If you use a lakefile.lean
file, you can add the following line to the file:
require LeanAideTools from git "https://github.com/siddhartha-gadgil/LeanAideTools"@"main"
Now you can use the LeanAideTools
package in your project. The following is an example of how to use it:
import LeanAideTools
#theorem "There are infinitely many primes"
Hosting a server
The server is by default launched at http://localhost:7654
. This can be customized by setting the variables HOST
and LEANAIDE_PORT
. To use a shared server, simply set HOST
to the IP of the hosting machine. In the client, i.e., the project with LeanAideTools
as a dependency, add the configuration:
set_option leanaide.url <hosts IP address>:7654
to use the host. Further, unless you want all clients to use the hosts authentication for OpenAI or whatever is the model used, the host should not specify an authentication key (better still, start the server with --auth_key "A key that will not work"
). The client should then supply the authentication key with
set_option leanaide.authkey? "<authentication-key>"

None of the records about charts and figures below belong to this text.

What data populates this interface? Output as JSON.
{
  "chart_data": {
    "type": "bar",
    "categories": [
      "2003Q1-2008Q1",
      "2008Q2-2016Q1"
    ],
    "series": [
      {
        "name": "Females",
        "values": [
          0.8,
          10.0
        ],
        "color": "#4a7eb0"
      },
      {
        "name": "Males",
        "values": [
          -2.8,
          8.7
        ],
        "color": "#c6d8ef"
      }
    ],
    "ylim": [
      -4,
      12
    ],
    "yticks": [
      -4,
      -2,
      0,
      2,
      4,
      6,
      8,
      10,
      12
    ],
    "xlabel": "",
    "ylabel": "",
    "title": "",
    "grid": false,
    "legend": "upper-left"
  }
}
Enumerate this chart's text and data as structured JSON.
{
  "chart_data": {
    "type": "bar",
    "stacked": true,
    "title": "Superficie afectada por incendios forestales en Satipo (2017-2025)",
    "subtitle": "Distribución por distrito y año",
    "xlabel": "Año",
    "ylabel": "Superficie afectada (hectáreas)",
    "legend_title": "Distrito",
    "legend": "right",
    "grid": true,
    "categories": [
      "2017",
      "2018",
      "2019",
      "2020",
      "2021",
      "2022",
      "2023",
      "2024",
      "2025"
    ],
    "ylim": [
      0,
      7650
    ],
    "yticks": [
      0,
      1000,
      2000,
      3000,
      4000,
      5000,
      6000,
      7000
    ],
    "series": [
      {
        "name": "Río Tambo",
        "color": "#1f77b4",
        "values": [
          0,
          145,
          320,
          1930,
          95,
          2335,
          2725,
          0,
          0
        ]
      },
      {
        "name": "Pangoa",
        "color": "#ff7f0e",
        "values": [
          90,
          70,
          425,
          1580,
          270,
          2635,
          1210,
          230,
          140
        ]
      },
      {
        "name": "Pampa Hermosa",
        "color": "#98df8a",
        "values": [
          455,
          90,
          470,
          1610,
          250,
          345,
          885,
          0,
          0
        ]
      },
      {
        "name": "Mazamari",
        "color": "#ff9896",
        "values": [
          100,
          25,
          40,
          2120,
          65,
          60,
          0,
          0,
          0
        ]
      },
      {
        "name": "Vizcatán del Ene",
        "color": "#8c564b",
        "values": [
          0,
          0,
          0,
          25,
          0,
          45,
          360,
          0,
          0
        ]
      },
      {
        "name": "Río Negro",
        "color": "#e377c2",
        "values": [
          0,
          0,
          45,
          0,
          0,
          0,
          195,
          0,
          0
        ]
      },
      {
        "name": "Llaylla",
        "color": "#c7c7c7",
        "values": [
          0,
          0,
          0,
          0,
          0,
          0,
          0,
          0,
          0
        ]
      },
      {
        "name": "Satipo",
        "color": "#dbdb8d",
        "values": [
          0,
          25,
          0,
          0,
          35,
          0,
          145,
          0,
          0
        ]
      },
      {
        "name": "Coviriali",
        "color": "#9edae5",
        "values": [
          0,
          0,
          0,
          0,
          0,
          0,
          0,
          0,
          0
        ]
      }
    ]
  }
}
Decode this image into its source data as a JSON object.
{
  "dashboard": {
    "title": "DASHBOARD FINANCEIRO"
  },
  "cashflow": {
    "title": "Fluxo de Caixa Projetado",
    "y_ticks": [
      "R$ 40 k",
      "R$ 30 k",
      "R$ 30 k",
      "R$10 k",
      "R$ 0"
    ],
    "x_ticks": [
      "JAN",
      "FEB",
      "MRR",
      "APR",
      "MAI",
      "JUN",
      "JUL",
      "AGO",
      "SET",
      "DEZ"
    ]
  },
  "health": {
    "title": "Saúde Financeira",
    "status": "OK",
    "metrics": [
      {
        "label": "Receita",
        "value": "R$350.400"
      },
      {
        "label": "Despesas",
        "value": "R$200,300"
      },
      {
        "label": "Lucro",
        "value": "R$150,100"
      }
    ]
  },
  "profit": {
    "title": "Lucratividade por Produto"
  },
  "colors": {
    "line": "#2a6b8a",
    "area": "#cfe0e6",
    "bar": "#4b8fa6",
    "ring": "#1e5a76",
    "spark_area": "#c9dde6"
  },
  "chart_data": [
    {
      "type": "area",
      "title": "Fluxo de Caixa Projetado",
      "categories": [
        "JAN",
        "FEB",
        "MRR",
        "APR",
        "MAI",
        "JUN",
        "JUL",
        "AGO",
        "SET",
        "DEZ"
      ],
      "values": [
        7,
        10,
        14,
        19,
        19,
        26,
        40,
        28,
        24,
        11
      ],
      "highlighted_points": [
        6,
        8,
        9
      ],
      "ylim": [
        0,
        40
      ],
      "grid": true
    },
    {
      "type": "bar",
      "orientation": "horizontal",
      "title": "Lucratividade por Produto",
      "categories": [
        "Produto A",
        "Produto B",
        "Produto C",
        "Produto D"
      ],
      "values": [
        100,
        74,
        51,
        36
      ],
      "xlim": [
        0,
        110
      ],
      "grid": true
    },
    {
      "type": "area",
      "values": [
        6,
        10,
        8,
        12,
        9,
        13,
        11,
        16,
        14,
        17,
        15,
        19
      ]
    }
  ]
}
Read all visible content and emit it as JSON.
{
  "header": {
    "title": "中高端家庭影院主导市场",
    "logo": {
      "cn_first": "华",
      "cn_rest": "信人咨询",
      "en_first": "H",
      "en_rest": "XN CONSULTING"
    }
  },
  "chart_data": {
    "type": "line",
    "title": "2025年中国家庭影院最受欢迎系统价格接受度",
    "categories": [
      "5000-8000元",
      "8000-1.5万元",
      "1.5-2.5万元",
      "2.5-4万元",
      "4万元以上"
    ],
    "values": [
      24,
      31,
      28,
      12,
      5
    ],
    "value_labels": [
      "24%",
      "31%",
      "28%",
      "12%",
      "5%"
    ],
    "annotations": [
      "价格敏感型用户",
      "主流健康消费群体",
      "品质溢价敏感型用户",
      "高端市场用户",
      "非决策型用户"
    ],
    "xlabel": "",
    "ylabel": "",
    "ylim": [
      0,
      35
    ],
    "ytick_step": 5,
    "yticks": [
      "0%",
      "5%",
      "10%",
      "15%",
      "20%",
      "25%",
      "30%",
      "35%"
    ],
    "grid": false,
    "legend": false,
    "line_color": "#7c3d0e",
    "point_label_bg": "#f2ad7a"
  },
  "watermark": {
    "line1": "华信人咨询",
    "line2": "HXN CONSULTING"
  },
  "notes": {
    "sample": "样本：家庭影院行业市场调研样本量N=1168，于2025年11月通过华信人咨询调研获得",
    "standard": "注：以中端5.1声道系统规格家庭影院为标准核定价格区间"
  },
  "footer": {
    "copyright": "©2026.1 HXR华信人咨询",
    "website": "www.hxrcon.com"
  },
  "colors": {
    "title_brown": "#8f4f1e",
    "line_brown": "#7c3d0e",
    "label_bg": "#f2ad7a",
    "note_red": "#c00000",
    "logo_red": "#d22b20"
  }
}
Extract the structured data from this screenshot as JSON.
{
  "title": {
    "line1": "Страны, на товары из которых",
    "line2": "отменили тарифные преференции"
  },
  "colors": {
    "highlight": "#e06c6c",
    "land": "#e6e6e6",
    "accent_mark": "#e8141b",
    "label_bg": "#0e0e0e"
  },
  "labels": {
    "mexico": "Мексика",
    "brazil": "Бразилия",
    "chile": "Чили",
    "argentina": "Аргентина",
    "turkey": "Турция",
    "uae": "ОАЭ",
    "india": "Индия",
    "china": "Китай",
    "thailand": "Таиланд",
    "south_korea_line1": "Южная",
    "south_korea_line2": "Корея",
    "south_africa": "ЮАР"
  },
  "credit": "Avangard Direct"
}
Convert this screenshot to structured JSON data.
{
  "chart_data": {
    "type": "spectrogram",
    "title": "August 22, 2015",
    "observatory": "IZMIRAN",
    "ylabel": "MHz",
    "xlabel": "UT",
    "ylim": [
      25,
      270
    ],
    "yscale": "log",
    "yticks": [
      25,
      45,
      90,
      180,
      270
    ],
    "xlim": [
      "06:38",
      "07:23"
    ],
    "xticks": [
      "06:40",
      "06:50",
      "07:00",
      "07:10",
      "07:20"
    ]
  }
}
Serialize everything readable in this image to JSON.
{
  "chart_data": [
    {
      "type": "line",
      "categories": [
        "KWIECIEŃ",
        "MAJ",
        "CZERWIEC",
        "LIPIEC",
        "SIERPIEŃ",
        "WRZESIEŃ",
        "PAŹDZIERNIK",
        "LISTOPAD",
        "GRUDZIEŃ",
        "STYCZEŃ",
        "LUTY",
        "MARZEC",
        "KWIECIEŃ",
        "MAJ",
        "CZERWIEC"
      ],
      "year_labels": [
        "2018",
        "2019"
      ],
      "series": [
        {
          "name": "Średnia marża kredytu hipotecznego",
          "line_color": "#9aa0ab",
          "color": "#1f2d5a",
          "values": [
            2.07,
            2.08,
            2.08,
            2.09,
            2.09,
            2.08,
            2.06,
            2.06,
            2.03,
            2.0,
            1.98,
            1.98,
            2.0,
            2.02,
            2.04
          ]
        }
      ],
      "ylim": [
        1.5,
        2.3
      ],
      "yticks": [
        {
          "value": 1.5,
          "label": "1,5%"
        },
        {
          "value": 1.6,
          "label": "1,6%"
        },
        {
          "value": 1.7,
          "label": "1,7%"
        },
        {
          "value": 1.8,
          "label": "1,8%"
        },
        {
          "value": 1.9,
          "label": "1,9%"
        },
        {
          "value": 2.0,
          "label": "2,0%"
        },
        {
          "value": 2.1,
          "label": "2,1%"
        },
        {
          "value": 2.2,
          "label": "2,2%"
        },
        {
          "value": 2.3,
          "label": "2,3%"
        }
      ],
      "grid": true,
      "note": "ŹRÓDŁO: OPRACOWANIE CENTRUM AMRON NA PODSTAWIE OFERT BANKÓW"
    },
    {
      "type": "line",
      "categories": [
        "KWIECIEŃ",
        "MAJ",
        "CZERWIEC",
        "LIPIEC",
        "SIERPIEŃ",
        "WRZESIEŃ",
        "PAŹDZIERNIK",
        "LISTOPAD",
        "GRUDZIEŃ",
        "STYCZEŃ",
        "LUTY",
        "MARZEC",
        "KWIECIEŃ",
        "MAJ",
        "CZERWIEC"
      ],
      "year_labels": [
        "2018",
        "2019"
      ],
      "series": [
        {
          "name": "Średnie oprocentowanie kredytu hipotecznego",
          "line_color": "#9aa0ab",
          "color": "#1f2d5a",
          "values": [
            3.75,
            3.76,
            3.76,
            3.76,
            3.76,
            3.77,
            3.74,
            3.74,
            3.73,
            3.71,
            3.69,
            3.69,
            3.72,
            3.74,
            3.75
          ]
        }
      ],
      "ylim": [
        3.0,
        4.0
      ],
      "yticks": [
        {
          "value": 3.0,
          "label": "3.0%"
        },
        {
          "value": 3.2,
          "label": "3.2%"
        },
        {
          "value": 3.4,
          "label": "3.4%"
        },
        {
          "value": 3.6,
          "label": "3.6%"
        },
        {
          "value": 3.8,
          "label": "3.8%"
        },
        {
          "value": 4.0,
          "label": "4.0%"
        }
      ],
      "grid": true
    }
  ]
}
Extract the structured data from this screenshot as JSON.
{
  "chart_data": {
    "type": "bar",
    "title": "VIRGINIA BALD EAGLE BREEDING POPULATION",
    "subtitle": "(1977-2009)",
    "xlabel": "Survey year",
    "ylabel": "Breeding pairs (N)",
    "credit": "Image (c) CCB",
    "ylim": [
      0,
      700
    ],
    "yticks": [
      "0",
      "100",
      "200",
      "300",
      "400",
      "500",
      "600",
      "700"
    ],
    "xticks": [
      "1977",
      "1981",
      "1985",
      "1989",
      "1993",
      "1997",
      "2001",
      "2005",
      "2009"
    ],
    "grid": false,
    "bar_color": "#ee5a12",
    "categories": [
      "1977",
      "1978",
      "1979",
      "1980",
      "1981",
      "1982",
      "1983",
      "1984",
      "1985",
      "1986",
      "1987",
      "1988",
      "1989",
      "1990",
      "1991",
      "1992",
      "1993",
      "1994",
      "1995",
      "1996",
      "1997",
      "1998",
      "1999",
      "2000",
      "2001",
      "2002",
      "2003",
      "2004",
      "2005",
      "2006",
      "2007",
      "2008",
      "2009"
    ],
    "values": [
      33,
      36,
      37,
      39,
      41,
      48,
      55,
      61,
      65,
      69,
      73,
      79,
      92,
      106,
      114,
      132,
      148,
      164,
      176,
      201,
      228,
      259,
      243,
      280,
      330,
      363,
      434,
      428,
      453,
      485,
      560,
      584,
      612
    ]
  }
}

There are many other configurations at the server and client end.
Using different (non OpenAI) embeddings
If you wish to use embeddings different from the OpenAI embeddings, for example for a fully open-source solution, you can run an "examples server" and set the parameter examples_url
to point to it. We provide a basic implementation of this in the example_server
directory. To start this, run the following:
cd example_server
python3 prebuild_embeddings
flask run
The second command should be run only the first time you set up. Once you start the server, set examples_url = "localhost:5000/find_nearest"
to use the embedding server.
The file example_server/README.md
sketches the configuration options and also the protocol in case you wish to make a fully customized embedding database.
Contributions and details
The principal author of this repository is Siddhartha Gadgil.
The first phase of this work (roughly June 2022-October 2023) was done in collaboration with:
- Anand Rao Tadipatri
- Ayush Agrawal
- Ashvni Narayanan
- Navin Goyal
We had a lot of help from the Lean community and from collaborators at Microsoft Research. Our server is hosted with support from research credits from Google.
More recently (since about October 2024) the work has been done in collaboration with:
- Anirudh Gupta
- Vaishnavi Shirsath
- Ajay Kumar Nair
- Malhar Patel
- Sushrut Jog
This is supported by ARCNet, ART-PARK, IISc.
Our work is described in a note at the 2nd Math AI workshop and in more detail (along with related work) in a preprint.